A report from the Ocean Conservancy calls for minimum-recycled-content standards to be increased over time, backed by robust enforcement and stiff penalties for non-compliance.
The report, “Recommendations for Recycled Content: Requirements for Plastic Goods and Packaging,” was commissioned by nonprofit Ocean Conservancy and prepared by consulting firm Resource Recycling Systems (RRS).
The document said that minimum-recycled-content requirements are necessary to move toward a circular economy and address plastic pollution.
“Mandatory minimum recycled content requirements should be established through a legal framework that drives technology and markets to achieve the economic, environmental and community benefits of using recycled content, and that fosters continual improvement through increasing requirements over time,” the report said.

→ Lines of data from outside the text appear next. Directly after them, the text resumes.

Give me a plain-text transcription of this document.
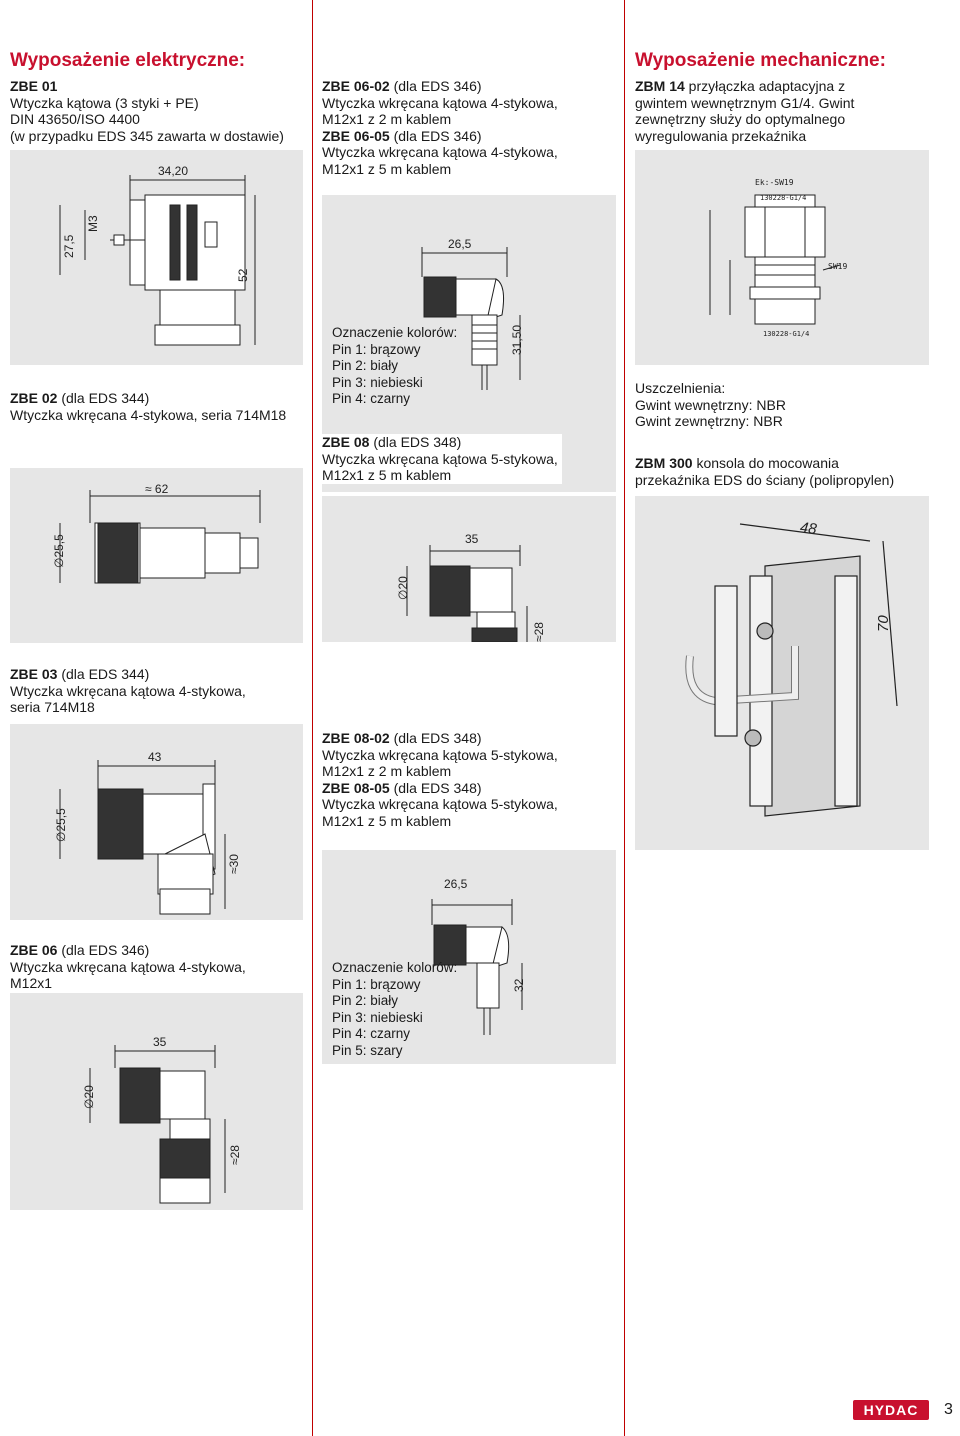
Wyposażenie elektryczne:
ZBE 01
Wtyczka kątowa (3 styki + PE)
DIN 43650/ISO 4400
(w przypadku EDS 345 zawarta w dostawie)
34,20
27,5
M3
52
ZBE 02 (dla EDS 344)
Wtyczka wkręcana 4-stykowa, seria 714M18
≈ 62
∅25,5
ZBE 03 (dla EDS 344)
Wtyczka wkręcana kątowa 4-stykowa,
seria 714M18
43
∅25,5
≈30
ZBE 06 (dla EDS 346)
Wtyczka wkręcana kątowa 4-stykowa,
M12x1
35
∅20
≈28
ZBE 06-02 (dla EDS 346)
Wtyczka wkręcana kątowa 4-stykowa,
M12x1 z 2 m kablem
ZBE 06-05 (dla EDS 346)
Wtyczka wkręcana kątowa 4-stykowa,
M12x1 z 5 m kablem
26,5
31,50
Oznaczenie kolorów:
Pin 1: brązowy
Pin 2: biały
Pin 3: niebieski
Pin 4: czarny
ZBE 08 (dla EDS 348)
Wtyczka wkręcana kątowa 5-stykowa,
M12x1 z 5 m kablem
35
∅20
≈28
ZBE 08-02 (dla EDS 348)
Wtyczka wkręcana kątowa 5-stykowa,
M12x1 z 2 m kablem
ZBE 08-05 (dla EDS 348)
Wtyczka wkręcana kątowa 5-stykowa,
M12x1 z 5 m kablem
26,5
32
Oznaczenie kolorów:
Pin 1: brązowy
Pin 2: biały
Pin 3: niebieski
Pin 4: czarny
Pin 5: szary
Wyposażenie mechaniczne:
ZBM 14 przyłączka adaptacyjna z
gwintem wewnętrznym G1/4. Gwint
zewnętrzny służy do optymalnego
wyregulowania przekaźnika
Ek:-SW19
130228-G1/4
SW19
130228-G1/4
Uszczelnienia:
Gwint wewnętrzny: NBR
Gwint zewnętrzny: NBR
ZBM 300 konsola do mocowania
przekaźnika EDS do ściany (polipropylen)
48
70
HYDAC	3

Many states have introduced or passed minimum-recycled-content requirements in recent years, and there has been some federal consideration, as well. Connecticut, Maine, Washington, New Jersey, California and New York saw minimum-recycled-content requirements language passed or introduced recently, both as standalone bills or as part of extended producer responsibility bills.
Different organizations, including the American Chemistry Council, have also called for such legislation.
The Ocean Conservancy report says legislation should lay out which items are covered and exempt; stipulate the use of PCR content, as opposed to post-industrial or pre-consumer content; increase content levels over time to allow for growth of supply; allow for averaged recycled content across a company’s product portfolio; and use existing systems to document claims and certify recycled content.
The authors also suggested that waivers should only be available when supply is inadequate or in the case of technical issues, but the waivers “must be time limited and require robust justification.”
Annual federal reporting of the weights, percentages and flows of PCR and virgin resin should also be required, the report said, and “enforcement and penalties must be vigorously implemented to incentivize compliance.”
And while the report said chemical recycling “has the potential to remove several of the technical challenges that limit mechanical recycling,” it has yet to be proven at scale, faces the same supply-side challenges as mechanical recycling and “raises human and environmental health concerns.”
“Thus it cannot be seen as a quick-fix to our recycling system,” the authors concluded on chemical recycling.
Chemical recycling generally refers to a wide array of processes that use heat, pressure and solvents to break down the molecular chains of polymers into liquids or gasses that can then be processed into fuels, oils, waxes, new plastics or other chemical products.
Minimum percentages under several different scenarios were also suggested, with increasing levels that topped out between 2040 and 2050. Assuming significant growth in recycling collection and modest technological innovation, the document favored having minimum percentages top out at between 30% and 40% for PET bottles and HDPE bottles, between 30% and 35% for PET thermoforms, and between 25% and 30% for PP packaging.
However, if minimum content could be paired with national supply-side policy such as extended producer responsibility or bottle deposit laws, and more technical innovation occurs, the report suggested having the minimum-content levels top out at 55% to 60% for PET bottles, between 36% and 45% for PET thermoforms, between 40% and 50% for HDPE bottles, and between 30% and 35% for PP packaging.
“Our goal with this report is to demonstrate that minimum recycled content mandates are technically and economically feasible in the U.S. today and can be scaled up over time to reduce our dependence on virgin plastics,” it said.
However, the authors stipulated that it “will take time and significant effort to scale up recycled content” and even the most ambitious scenario the report explored would not achieve a fully circular economy.